Rasulullah bersabda:
“Jika kamu mendengar wabah di suatu wilayah, maka janganlah kalian memasukinya. Tapi jika terjadi wabah di tempat kamu berada, maka jangan tinggalkan tempat itu.” (HR Bukhari)
Dari tuntunan Rasulullah tersebut jelas bahwa jalan untuk menghentikan wabah adalah dengan menutup akses suatu wilayah yang sedang terjangkit wabah. Inilah suatu cara yang paling relevan untuk kondisi saat ini, yakni pemberlakuan lokcdown secara total. Artinya, orang yang sedang di dalam tidak boleh keluar dan yang dari luar tidak boleh masuk.

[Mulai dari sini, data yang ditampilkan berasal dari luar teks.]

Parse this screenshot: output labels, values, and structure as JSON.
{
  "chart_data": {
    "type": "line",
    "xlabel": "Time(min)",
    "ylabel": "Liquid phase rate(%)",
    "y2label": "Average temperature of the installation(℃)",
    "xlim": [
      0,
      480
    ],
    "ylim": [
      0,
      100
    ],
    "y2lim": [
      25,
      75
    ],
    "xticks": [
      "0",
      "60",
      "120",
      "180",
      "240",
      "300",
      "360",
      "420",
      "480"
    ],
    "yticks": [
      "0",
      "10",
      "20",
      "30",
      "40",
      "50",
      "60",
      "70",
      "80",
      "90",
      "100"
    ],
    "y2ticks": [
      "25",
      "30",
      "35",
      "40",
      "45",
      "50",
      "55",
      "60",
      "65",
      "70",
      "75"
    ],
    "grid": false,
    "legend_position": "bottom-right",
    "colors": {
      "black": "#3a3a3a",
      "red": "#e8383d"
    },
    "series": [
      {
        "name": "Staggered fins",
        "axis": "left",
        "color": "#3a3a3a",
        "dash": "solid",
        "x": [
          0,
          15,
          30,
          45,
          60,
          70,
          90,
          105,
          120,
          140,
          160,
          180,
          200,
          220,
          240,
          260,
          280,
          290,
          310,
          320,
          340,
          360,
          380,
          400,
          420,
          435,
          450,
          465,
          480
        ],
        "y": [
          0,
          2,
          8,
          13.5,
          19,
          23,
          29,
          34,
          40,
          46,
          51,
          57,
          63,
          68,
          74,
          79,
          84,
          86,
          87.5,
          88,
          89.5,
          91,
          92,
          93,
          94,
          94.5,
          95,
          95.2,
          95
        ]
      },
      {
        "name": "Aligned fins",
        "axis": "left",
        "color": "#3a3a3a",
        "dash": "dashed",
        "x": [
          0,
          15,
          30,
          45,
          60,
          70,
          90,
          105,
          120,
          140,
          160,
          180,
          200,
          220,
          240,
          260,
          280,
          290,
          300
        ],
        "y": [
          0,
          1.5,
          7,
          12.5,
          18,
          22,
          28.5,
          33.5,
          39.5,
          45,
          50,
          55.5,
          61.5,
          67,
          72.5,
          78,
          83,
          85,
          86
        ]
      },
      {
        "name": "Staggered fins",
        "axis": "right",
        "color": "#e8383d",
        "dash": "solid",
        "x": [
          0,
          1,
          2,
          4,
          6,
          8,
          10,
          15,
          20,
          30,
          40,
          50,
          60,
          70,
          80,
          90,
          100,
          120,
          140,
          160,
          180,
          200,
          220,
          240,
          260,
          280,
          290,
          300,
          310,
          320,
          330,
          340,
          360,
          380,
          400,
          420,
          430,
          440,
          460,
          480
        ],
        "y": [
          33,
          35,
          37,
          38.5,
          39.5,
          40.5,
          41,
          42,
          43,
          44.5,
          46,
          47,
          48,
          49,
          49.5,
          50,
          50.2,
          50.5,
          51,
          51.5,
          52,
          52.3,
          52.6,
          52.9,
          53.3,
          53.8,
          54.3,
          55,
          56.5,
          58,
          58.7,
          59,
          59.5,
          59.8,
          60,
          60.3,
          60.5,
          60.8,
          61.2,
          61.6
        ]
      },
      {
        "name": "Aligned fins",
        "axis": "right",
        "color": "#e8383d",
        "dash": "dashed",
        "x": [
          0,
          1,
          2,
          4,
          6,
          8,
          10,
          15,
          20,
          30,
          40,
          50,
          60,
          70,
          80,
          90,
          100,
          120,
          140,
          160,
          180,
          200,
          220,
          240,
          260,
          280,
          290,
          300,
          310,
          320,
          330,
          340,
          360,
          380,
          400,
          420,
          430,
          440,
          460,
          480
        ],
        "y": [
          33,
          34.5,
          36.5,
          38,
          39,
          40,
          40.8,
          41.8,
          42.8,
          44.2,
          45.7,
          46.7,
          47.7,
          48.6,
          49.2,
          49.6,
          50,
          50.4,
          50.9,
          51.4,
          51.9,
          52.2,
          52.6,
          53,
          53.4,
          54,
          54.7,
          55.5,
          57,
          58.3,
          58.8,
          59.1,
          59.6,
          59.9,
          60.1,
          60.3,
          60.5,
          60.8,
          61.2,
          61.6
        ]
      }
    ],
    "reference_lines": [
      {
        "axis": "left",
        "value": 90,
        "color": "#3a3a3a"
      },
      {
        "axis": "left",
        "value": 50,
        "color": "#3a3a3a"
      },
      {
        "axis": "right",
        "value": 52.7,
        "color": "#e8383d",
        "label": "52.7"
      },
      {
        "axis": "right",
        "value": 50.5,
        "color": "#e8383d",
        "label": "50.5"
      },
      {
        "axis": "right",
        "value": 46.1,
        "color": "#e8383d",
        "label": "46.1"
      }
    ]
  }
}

Riwayat lain di masa Khalifah Umar,
“Umar sedang dalam perjalanan menuju Syam, saat sampai di wilah bernama Sargh. Saat itu Umar mendapat kabar adanya wabah di wilayah Syam. Abdurrahman bin Auf kemudian mengatakan pada Umar jika Nabi Muhammad SAW pernah berkata, “Jika kamu mendengar wabah di suatu wilayah, maka janganlah kalian memasukinya. Tapi jika terjadi wabah di tempat kamu, maka janganlah kalian keluar lari darinya”.
Demikianlah Islam telah memberikan tuntunan yang sangat jelas dan efektif dalam menangani pandemi. Sudah seharusnya pemerintah mau memperhatikan masukan dari masyarakat dan para ahli untuk mengambil langkah lokcdown jika tidak menginginkan nyawa rakyat melayang lebih banyak lagi. Pemerintah harus menyadari bahwa satu nyawa rakyat yang melayang akibat kelalaian dan kurangnya tanggung jawab dalam mengurusi urusan rakyat akan besar pertanggungjawabannya di sisi Allah. Wallahu 'alam bissh-showwab.